Deepfake tech has already proven itself a dangerously effective means of spreading misinformation, but according to the report, deepfake videos can alter memories of the past, as well as people’s perception of events.
To test their theory, the researchers asked nearly 440 people to watch deepfaked clips from falsified remakes of films including Brad Pitt and Angelina Jolie in The Shining, Chris Pratt as Indiana Jones, and Will Smith in The Matrix.
They did not immediately tell participants that the films weren’t authentic, in order to better understand the impact of deepfakes on a person’s memory and added real film remakes to the mix for comparative purposes.

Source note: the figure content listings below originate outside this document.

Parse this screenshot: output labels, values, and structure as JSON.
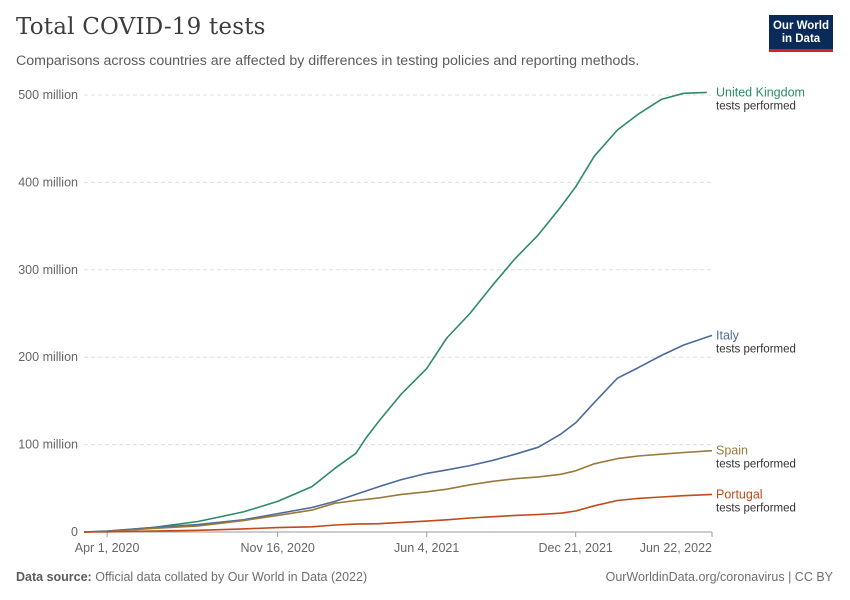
{
  "header": {
    "title": "Total COVID-19 tests",
    "subtitle": "Comparisons across countries are affected by differences in testing policies and reporting methods."
  },
  "logo": {
    "line1": "Our World",
    "line2": "in Data",
    "bg_color": "#0a2a5a",
    "accent_color": "#ce261e"
  },
  "footer": {
    "source_label": "Data source:",
    "source_text": "Official data collated by Our World in Data (2022)",
    "link_text": "OurWorldinData.org/coronavirus | CC BY"
  },
  "chart_data": {
    "type": "line",
    "title": "Total COVID-19 tests",
    "subtitle": "Comparisons across countries are affected by differences in testing policies and reporting methods.",
    "xlabel": "",
    "ylabel": "",
    "x_ticks": [
      {
        "date": "2020-04-01",
        "label": "Apr 1, 2020"
      },
      {
        "date": "2020-11-16",
        "label": "Nov 16, 2020"
      },
      {
        "date": "2021-06-04",
        "label": "Jun 4, 2021"
      },
      {
        "date": "2021-12-21",
        "label": "Dec 21, 2021"
      },
      {
        "date": "2022-06-22",
        "label": "Jun 22, 2022"
      }
    ],
    "xlim": [
      "2020-03-01",
      "2022-06-22"
    ],
    "y_ticks": [
      {
        "value": 0,
        "label": "0"
      },
      {
        "value": 100000000,
        "label": "100 million"
      },
      {
        "value": 200000000,
        "label": "200 million"
      },
      {
        "value": 300000000,
        "label": "300 million"
      },
      {
        "value": 400000000,
        "label": "400 million"
      },
      {
        "value": 500000000,
        "label": "500 million"
      }
    ],
    "ylim": [
      0,
      500000000
    ],
    "grid": "horizontal dashed",
    "legend": "inline labels at line ends (right)",
    "series": [
      {
        "name": "United Kingdom",
        "sublabel": "tests performed",
        "color": "#2f8a6a",
        "points": [
          [
            "2020-03-01",
            0
          ],
          [
            "2020-04-01",
            1000000
          ],
          [
            "2020-06-01",
            5000000
          ],
          [
            "2020-08-01",
            12000000
          ],
          [
            "2020-10-01",
            23000000
          ],
          [
            "2020-11-16",
            35000000
          ],
          [
            "2021-01-01",
            52000000
          ],
          [
            "2021-02-01",
            73000000
          ],
          [
            "2021-03-01",
            90000000
          ],
          [
            "2021-03-15",
            108000000
          ],
          [
            "2021-04-01",
            127000000
          ],
          [
            "2021-05-01",
            158000000
          ],
          [
            "2021-06-04",
            187000000
          ],
          [
            "2021-07-01",
            222000000
          ],
          [
            "2021-08-01",
            250000000
          ],
          [
            "2021-09-01",
            283000000
          ],
          [
            "2021-10-01",
            313000000
          ],
          [
            "2021-11-01",
            340000000
          ],
          [
            "2021-12-01",
            372000000
          ],
          [
            "2021-12-21",
            395000000
          ],
          [
            "2022-01-15",
            430000000
          ],
          [
            "2022-02-15",
            460000000
          ],
          [
            "2022-03-15",
            478000000
          ],
          [
            "2022-04-15",
            495000000
          ],
          [
            "2022-05-15",
            502000000
          ],
          [
            "2022-06-15",
            503000000
          ]
        ]
      },
      {
        "name": "Italy",
        "sublabel": "tests performed",
        "color": "#4c6a9c",
        "points": [
          [
            "2020-03-01",
            0
          ],
          [
            "2020-04-01",
            800000
          ],
          [
            "2020-06-01",
            5000000
          ],
          [
            "2020-08-01",
            8500000
          ],
          [
            "2020-10-01",
            14000000
          ],
          [
            "2020-11-16",
            21000000
          ],
          [
            "2021-01-01",
            28000000
          ],
          [
            "2021-02-01",
            35000000
          ],
          [
            "2021-03-01",
            43000000
          ],
          [
            "2021-04-01",
            52000000
          ],
          [
            "2021-05-01",
            60000000
          ],
          [
            "2021-06-04",
            67000000
          ],
          [
            "2021-07-01",
            71000000
          ],
          [
            "2021-08-01",
            76000000
          ],
          [
            "2021-09-01",
            82000000
          ],
          [
            "2021-10-01",
            89000000
          ],
          [
            "2021-11-01",
            97000000
          ],
          [
            "2021-12-01",
            112000000
          ],
          [
            "2021-12-21",
            125000000
          ],
          [
            "2022-01-15",
            148000000
          ],
          [
            "2022-02-15",
            176000000
          ],
          [
            "2022-03-15",
            188000000
          ],
          [
            "2022-04-15",
            202000000
          ],
          [
            "2022-05-15",
            214000000
          ],
          [
            "2022-06-22",
            225000000
          ]
        ]
      },
      {
        "name": "Spain",
        "sublabel": "tests performed",
        "color": "#9a7a3a",
        "points": [
          [
            "2020-03-01",
            0
          ],
          [
            "2020-04-01",
            600000
          ],
          [
            "2020-06-01",
            4000000
          ],
          [
            "2020-08-01",
            7000000
          ],
          [
            "2020-10-01",
            13000000
          ],
          [
            "2020-11-16",
            19000000
          ],
          [
            "2021-01-01",
            25000000
          ],
          [
            "2021-02-01",
            33000000
          ],
          [
            "2021-03-01",
            36000000
          ],
          [
            "2021-04-01",
            39000000
          ],
          [
            "2021-05-01",
            43000000
          ],
          [
            "2021-06-04",
            46000000
          ],
          [
            "2021-07-01",
            49000000
          ],
          [
            "2021-08-01",
            54000000
          ],
          [
            "2021-09-01",
            58000000
          ],
          [
            "2021-10-01",
            61000000
          ],
          [
            "2021-11-01",
            63000000
          ],
          [
            "2021-12-01",
            66000000
          ],
          [
            "2021-12-21",
            70000000
          ],
          [
            "2022-01-15",
            78000000
          ],
          [
            "2022-02-15",
            84000000
          ],
          [
            "2022-03-15",
            87000000
          ],
          [
            "2022-04-15",
            89000000
          ],
          [
            "2022-05-15",
            91000000
          ],
          [
            "2022-06-22",
            93000000
          ]
        ]
      },
      {
        "name": "Portugal",
        "sublabel": "tests performed",
        "color": "#c04a1a",
        "points": [
          [
            "2020-03-01",
            0
          ],
          [
            "2020-04-01",
            200000
          ],
          [
            "2020-06-01",
            1000000
          ],
          [
            "2020-08-01",
            2000000
          ],
          [
            "2020-10-01",
            3500000
          ],
          [
            "2020-11-16",
            5000000
          ],
          [
            "2021-01-01",
            6000000
          ],
          [
            "2021-02-01",
            8000000
          ],
          [
            "2021-03-01",
            9000000
          ],
          [
            "2021-04-01",
            9500000
          ],
          [
            "2021-05-01",
            11000000
          ],
          [
            "2021-06-04",
            12500000
          ],
          [
            "2021-07-01",
            14000000
          ],
          [
            "2021-08-01",
            16000000
          ],
          [
            "2021-09-01",
            17500000
          ],
          [
            "2021-10-01",
            19000000
          ],
          [
            "2021-11-01",
            20000000
          ],
          [
            "2021-12-01",
            21500000
          ],
          [
            "2021-12-21",
            24000000
          ],
          [
            "2022-01-15",
            30000000
          ],
          [
            "2022-02-15",
            36000000
          ],
          [
            "2022-03-15",
            38500000
          ],
          [
            "2022-04-15",
            40000000
          ],
          [
            "2022-05-15",
            41500000
          ],
          [
            "2022-06-22",
            43000000
          ]
        ]
      }
    ]
  }
}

After watching four real films and two fake films in a random order, participants were asked if they’d seen or heard of the deepfaked versions before.
Deepfakes can be scarily convincing, but should we be worried about them distorting our memories of the recent past? Our new open-access paper looks at false memories for deepfake movie remakes @conorlinehan @johnjtwomey https://t.co/dAlq47YBB2 pic.twitter.com/b7p3LEuou3
— Gillian Murphy (@gillysmurf) July 13, 2023
Any of those who claimed to have previously seen the entire film, a trailer for it, or even if they agreed that they’d simply heard of it, were categorised as having a false memory.
As the paper states, 75 per cent of participants who saw a deepfake video of Charlize Theron starring in Captain Marvel falsely remembered its existence.
40 per cent of viewers falsely remembered the other three film remakes of The Shining, The Matrix, and Indiana Jones.
Interestingly, some went as far as to rank the movies that were never actually produced as being better than the originals – underscoring the alarming power of deepfake tech at distorting recollections of reality.